Abstract

Scholars studying the electoral breakthroughs of right-wing illiberalism have arrived at two general conclusions: while they largely rejected the hypothesis that this phenomenon is grounded in voters’ attitudinal shift, they have shown that those voting for the illiberal Right have distinguishing socio-economic and attitudinal characteristics. My analysis reconciles these two sets of findings by documenting the gradual emergence and transformation of the right-wing electorate in Poland in the period 1993–2018 and points to the consolidation of a right-wing partisanship as an organizing factor of the “illiberal moment.” Using the POLPAN panel dataset I find that populist and authoritarian attitudes indeed emerge in Poland in the twenty-first century to distinguish those supporting the Right more and more centered around the PiS party. These attitudes, however, have been incorporated in the context of partisan rivalry—right-wing voters, for example, are more supportive of limiting democratic procedures but only when the Right is in power. In the first decade of the twenty-first century PiS also politicized the lack of partisan consensus on the expansion of the welfare state.
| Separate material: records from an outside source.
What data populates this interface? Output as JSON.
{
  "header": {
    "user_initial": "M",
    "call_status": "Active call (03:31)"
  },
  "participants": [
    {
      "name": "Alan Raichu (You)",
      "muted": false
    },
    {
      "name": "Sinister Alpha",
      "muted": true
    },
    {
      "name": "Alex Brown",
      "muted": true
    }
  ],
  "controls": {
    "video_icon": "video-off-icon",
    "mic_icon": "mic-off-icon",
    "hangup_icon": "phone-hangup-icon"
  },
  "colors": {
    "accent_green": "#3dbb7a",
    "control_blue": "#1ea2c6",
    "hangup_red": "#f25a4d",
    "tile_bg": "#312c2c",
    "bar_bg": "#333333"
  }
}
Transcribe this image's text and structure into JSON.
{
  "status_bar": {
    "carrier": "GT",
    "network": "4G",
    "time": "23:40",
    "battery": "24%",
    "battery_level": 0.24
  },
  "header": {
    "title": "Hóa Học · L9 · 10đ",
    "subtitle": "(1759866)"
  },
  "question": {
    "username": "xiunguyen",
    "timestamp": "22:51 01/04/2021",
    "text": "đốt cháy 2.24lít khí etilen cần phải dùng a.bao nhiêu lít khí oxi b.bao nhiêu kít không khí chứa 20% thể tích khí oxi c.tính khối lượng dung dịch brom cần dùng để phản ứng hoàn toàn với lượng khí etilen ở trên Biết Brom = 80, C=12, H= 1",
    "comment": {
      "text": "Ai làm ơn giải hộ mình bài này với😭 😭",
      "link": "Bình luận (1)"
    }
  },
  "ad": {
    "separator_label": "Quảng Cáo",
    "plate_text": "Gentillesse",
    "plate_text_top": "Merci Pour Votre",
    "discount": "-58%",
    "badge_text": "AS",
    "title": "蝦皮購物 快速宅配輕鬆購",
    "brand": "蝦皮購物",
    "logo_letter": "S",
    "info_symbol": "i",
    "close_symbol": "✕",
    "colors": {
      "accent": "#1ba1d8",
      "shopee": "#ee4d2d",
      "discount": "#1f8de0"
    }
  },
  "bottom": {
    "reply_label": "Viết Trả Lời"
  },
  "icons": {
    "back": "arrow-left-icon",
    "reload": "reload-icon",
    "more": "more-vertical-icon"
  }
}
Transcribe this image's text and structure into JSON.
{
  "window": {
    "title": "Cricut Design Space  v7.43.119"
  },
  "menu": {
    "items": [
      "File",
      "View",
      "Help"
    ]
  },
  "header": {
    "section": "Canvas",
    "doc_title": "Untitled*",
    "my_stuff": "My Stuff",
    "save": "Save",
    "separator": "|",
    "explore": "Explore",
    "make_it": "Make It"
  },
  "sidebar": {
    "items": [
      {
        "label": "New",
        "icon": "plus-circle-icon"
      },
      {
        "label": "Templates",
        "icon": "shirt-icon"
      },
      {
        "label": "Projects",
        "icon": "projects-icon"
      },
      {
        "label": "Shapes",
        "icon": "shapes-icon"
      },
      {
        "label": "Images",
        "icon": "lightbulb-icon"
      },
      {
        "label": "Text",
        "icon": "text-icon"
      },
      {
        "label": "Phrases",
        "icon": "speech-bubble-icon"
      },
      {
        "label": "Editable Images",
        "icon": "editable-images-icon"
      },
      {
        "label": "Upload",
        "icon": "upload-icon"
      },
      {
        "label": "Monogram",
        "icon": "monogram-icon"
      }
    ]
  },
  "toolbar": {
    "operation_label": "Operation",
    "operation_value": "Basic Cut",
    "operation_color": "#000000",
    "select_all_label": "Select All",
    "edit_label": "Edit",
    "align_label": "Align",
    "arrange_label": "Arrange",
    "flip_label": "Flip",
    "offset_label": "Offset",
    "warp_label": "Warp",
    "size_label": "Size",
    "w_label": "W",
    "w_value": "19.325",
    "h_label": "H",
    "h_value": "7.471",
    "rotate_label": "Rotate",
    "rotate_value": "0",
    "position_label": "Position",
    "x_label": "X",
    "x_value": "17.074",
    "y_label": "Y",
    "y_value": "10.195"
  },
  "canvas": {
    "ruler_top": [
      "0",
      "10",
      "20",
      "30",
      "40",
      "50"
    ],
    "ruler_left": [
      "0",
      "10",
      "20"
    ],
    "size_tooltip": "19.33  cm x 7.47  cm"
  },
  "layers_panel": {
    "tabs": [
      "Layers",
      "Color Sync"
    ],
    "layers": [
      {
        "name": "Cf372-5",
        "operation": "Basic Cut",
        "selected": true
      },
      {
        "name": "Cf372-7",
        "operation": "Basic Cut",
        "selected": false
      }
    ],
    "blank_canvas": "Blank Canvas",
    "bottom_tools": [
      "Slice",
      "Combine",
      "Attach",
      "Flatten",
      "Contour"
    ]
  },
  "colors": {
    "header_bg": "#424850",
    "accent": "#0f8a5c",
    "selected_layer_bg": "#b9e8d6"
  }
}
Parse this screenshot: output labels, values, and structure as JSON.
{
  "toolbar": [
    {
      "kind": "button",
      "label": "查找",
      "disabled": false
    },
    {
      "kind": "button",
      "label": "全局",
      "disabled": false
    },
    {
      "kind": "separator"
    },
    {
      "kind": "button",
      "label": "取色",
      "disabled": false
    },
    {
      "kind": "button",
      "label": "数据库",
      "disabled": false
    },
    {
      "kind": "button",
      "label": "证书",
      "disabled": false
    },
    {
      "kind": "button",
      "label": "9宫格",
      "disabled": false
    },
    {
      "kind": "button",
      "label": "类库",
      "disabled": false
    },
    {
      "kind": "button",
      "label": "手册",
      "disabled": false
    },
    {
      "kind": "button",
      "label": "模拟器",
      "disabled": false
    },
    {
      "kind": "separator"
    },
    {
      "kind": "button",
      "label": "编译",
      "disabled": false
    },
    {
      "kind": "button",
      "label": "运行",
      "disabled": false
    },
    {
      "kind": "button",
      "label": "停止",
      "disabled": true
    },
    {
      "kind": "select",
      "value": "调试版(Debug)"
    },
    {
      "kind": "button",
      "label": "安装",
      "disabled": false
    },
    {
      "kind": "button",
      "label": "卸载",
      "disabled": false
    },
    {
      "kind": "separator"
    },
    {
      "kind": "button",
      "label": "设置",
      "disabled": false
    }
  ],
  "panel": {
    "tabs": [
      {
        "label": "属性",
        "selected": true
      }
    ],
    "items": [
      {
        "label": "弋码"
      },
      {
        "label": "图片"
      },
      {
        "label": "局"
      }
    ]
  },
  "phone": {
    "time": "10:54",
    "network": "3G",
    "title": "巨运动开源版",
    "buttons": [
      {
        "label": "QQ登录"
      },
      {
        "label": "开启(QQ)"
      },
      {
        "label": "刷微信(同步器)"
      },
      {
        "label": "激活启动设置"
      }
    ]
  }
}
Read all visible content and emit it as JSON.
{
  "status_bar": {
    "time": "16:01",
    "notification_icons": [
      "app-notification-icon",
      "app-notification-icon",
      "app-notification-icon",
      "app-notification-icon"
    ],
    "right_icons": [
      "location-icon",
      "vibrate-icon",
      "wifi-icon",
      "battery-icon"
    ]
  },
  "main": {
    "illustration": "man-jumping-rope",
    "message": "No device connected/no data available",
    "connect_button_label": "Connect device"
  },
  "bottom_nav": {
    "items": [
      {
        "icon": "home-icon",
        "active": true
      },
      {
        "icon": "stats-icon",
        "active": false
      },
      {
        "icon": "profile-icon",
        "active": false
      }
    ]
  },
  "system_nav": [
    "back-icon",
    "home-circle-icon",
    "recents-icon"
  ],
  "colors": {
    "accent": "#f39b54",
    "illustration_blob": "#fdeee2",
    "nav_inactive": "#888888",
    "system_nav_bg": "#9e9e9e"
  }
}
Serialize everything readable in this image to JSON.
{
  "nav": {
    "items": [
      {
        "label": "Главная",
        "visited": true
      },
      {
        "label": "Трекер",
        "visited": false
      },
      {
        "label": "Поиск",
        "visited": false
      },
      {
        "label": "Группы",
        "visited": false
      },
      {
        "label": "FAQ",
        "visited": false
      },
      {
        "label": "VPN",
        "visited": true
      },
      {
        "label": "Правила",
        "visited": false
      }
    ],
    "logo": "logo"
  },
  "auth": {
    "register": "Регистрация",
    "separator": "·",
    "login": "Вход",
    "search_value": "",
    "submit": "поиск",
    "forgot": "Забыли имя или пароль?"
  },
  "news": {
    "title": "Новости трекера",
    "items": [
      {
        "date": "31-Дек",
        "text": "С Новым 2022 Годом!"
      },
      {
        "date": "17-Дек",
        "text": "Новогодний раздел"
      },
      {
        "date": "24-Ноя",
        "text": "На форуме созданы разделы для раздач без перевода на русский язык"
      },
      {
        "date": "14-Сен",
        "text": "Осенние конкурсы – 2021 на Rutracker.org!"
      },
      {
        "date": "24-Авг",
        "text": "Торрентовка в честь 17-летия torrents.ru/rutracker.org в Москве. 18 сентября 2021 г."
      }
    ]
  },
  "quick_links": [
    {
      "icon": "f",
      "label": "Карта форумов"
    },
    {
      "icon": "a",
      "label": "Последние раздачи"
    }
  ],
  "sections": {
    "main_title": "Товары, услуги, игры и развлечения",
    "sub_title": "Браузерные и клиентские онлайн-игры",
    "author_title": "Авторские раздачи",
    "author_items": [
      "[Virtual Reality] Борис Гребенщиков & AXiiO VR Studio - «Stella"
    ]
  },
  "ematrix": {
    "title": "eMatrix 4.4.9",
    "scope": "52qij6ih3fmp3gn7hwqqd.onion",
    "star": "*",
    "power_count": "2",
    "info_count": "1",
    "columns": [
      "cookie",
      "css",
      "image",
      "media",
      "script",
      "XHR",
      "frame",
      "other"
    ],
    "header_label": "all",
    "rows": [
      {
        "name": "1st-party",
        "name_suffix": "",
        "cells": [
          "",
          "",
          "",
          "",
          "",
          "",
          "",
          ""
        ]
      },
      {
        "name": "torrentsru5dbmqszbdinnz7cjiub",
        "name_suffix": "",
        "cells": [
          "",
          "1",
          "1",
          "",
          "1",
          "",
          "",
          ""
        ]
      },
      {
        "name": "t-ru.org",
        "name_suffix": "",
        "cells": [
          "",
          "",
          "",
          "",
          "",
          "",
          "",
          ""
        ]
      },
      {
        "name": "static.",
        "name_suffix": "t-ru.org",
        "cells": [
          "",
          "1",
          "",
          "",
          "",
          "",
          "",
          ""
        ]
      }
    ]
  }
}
PiS incorporated this demand in its stance legitimizing the expansion of the welfare state through what was available in its ideological repertoire: national solidarity, national victimhood, and the idea of a sovereign nation-state joined under the umbrella of Catholic symbolism. This post-consensus polarization and asymmetrical political radicalization resembles the “illiberal moment” in Western Europe that followed the convergence between center-left and center-right parties but they lack a crystallized class-based political identity and social-democratic understanding of political economy to build on.